Dans le même ordre d’idée, le dépôt d’une plainte par l’épouse et le frère de Jozef Chovanec, ainsi que plusieurs démarches entreprises par l’ambassade de Slovaquie à Bruxelles, sont restés pratiquement sans effet.
En septembre dernier, Jan Jambon du N-VA avait rejeté toute responsabilité dans cette affaire. Il était pourtant ministre de l’Intérieur à l’époque des faits. Jan Jambon, devenu ministre-président flamand, n’est pas davantage mis en cause aujourd’hui. Mais le rapport du Comité P pointe toute de même des entorses dans la transmission des informations, une manière de communiquer peu orthodoxe née après les attentats terroristes du 22 mars 2016 qui ont largement occupé le nationaliste. Selon le rapport, Jan Jambon et son cabinet n’ont pas respecté les procédures, ce qui a contribué à l’ignorance des plus hauts responsables de la police sur la gravité de cette affaire.
«Un geste, un mime»
Parallèlement, une enquête interne est toujours en cours au sein de la police. Ce n’est que lorsque les conclusions définitives seront connues que d’autres démarches pourront être entreprises, a précisé la nouvelle ministre de l’Intérieur Annelies Verlinden.

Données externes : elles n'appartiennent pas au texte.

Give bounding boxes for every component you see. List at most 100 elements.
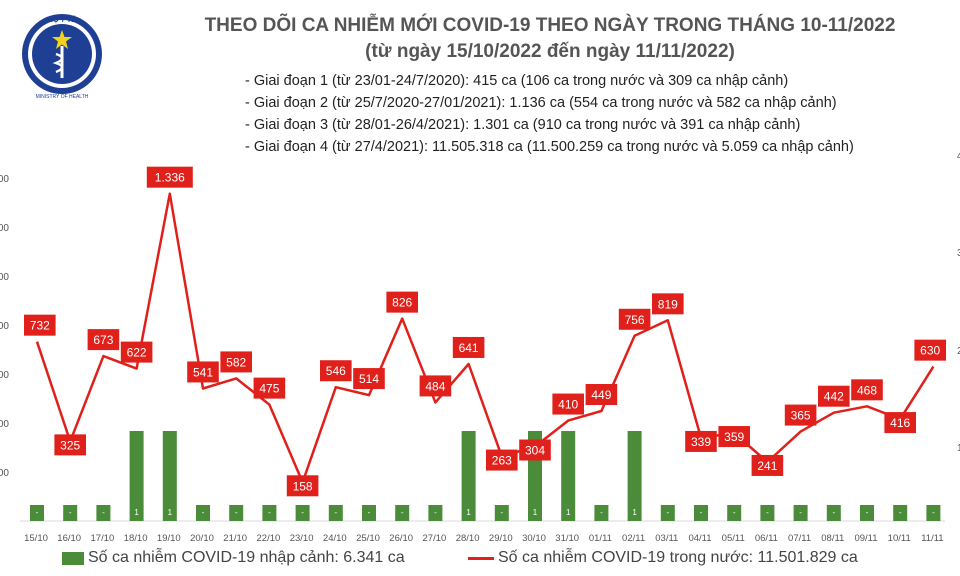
import-bar-label: 1 <box>632 508 637 517</box>
legend-line-swatch <box>468 556 494 560</box>
domestic-data-label: 468 <box>857 383 877 397</box>
import-bar-label: - <box>700 508 703 517</box>
domestic-label-box <box>519 439 551 461</box>
domestic-label-box <box>618 308 651 330</box>
domestic-label-box <box>486 449 518 471</box>
domestic-label-box <box>54 434 86 456</box>
x-axis-date-label: 28/10 <box>456 533 480 544</box>
domestic-label-box <box>24 314 56 336</box>
domestic-data-label: 1.336 <box>155 171 185 185</box>
left-axis-tick: 00 <box>0 468 9 479</box>
x-axis-date-label: 16/10 <box>57 533 81 544</box>
x-axis-date-label: 08/11 <box>821 533 844 544</box>
left-axis-tick: 00 <box>0 174 9 185</box>
domestic-data-label: 641 <box>459 341 479 355</box>
legend-domestic-label: Số ca nhiễm COVID-19 trong nước: 11.501.… <box>498 549 858 566</box>
domestic-data-label: 475 <box>259 382 279 396</box>
domestic-label-box <box>386 291 418 313</box>
domestic-label-box <box>818 385 850 407</box>
x-axis-date-label: 06/11 <box>755 533 778 544</box>
x-axis-date-label: 23/10 <box>290 533 314 544</box>
x-axis-date-label: 29/10 <box>489 533 513 544</box>
ministry-of-health-logo: BỘ Y TẾ MINISTRY OF HEALTH <box>22 14 102 100</box>
import-bar-label: 1 <box>566 508 571 517</box>
import-bar <box>860 505 874 521</box>
import-bar <box>494 505 509 521</box>
right-axis-tick: 3 <box>957 248 960 259</box>
logo-text-bottom: MINISTRY OF HEALTH <box>36 94 89 100</box>
domestic-data-label: 756 <box>625 313 645 327</box>
x-axis-date-label: 09/11 <box>854 533 877 544</box>
import-bar-label: - <box>799 508 802 517</box>
domestic-data-label: 630 <box>920 344 940 358</box>
chart-title: THEO DÕI CA NHIỄM MỚI COVID-19 THEO NGÀY… <box>204 15 896 36</box>
x-axis-date-label: 20/10 <box>190 533 214 544</box>
import-bar <box>561 431 576 521</box>
x-axis-date-label: 22/10 <box>257 533 281 544</box>
domestic-label-box <box>286 475 319 497</box>
domestic-label-box <box>187 361 219 383</box>
phase-note: - Giai đoạn 3 (từ 28/01-26/4/2021): 1.30… <box>245 117 801 133</box>
import-bar <box>826 505 841 521</box>
domestic-label-box <box>884 412 916 434</box>
domestic-data-label: 304 <box>525 444 545 458</box>
x-axis-date-label: 21/10 <box>223 533 247 544</box>
legend-bar-swatch <box>62 551 84 565</box>
x-axis-date-label: 05/11 <box>722 533 745 544</box>
domestic-label-box <box>851 379 883 401</box>
domestic-label-box <box>146 166 193 188</box>
domestic-data-label: 546 <box>326 364 346 378</box>
domestic-data-label: 541 <box>193 365 213 379</box>
domestic-data-label: 442 <box>824 390 844 404</box>
import-bar <box>96 505 111 521</box>
domestic-label-box <box>552 393 584 415</box>
x-axis-date-label: 19/10 <box>157 533 181 544</box>
domestic-data-label: 325 <box>60 438 80 452</box>
x-axis-date-label: 01/11 <box>589 533 612 544</box>
left-axis-tick: 00 <box>0 321 9 332</box>
domestic-data-label: 449 <box>591 388 611 402</box>
domestic-label-box <box>452 336 485 358</box>
domestic-label-box <box>87 329 120 351</box>
import-bar <box>893 505 908 521</box>
domestic-label-box <box>784 404 817 426</box>
x-axis-date-label: 26/10 <box>389 533 413 544</box>
legend-imported-label: Số ca nhiễm COVID-19 nhập cảnh: 6.341 ca <box>88 549 405 566</box>
import-bar-label: - <box>102 508 105 517</box>
import-bar <box>129 431 144 521</box>
import-bar-label: - <box>866 508 869 517</box>
domestic-label-box <box>751 454 784 476</box>
import-bar-label: - <box>766 508 769 517</box>
domestic-data-label: 622 <box>127 346 147 360</box>
domestic-data-label: 365 <box>791 409 811 423</box>
domestic-label-box <box>585 383 618 405</box>
import-bar-label: - <box>268 508 271 517</box>
phase-notes: - Giai đoạn 1 (từ 23/01-24/7/2020): 415 … <box>245 70 854 158</box>
left-axis-tick: 00 <box>0 419 9 430</box>
chart-subtitle: (từ ngày 15/10/2022 đến ngày 11/11/2022) <box>365 41 735 62</box>
import-bar-label: - <box>202 508 205 517</box>
domestic-data-label: 263 <box>492 454 512 468</box>
import-bar-label: - <box>368 508 371 517</box>
domestic-label-box <box>652 293 684 315</box>
phase-note: - Giai đoạn 4 (từ 27/4/2021): 11.505.318… <box>245 139 854 155</box>
domestic-data-label: 410 <box>558 398 578 412</box>
import-bar <box>63 505 78 521</box>
phase-note: - Giai đoạn 2 (từ 25/7/2020-27/01/2021):… <box>245 95 837 111</box>
import-bar <box>428 505 443 521</box>
domestic-label-box <box>120 341 153 363</box>
right-axis-tick: 2 <box>957 346 960 357</box>
import-bar <box>627 431 642 521</box>
domestic-label-box <box>220 351 252 373</box>
import-bar-label: - <box>600 508 603 517</box>
import-bar-label: - <box>733 508 736 517</box>
import-bar-label: 1 <box>466 508 471 517</box>
import-bar-label: - <box>36 508 39 517</box>
domestic-label-box <box>685 430 717 452</box>
domestic-label-box <box>718 426 750 448</box>
import-bar <box>328 505 343 521</box>
import-bar <box>362 505 376 521</box>
logo-text-top: BỘ Y TẾ <box>48 14 76 24</box>
import-bar <box>793 505 808 521</box>
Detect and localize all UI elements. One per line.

En octobre dernier, la policière présente dans la cellule d’isolement où se débattait Jozef Chovanec était sortie dans la presse. «Ce n’était pas du tout un salut nazi mais un geste, un mime car il se comportait et s’exprimait de manière très forte et très rude, comme en allemand», avait-elle expliqué.
Pour le Comité P, il y a un «problème de culture» au sein de la police aéronautique belge.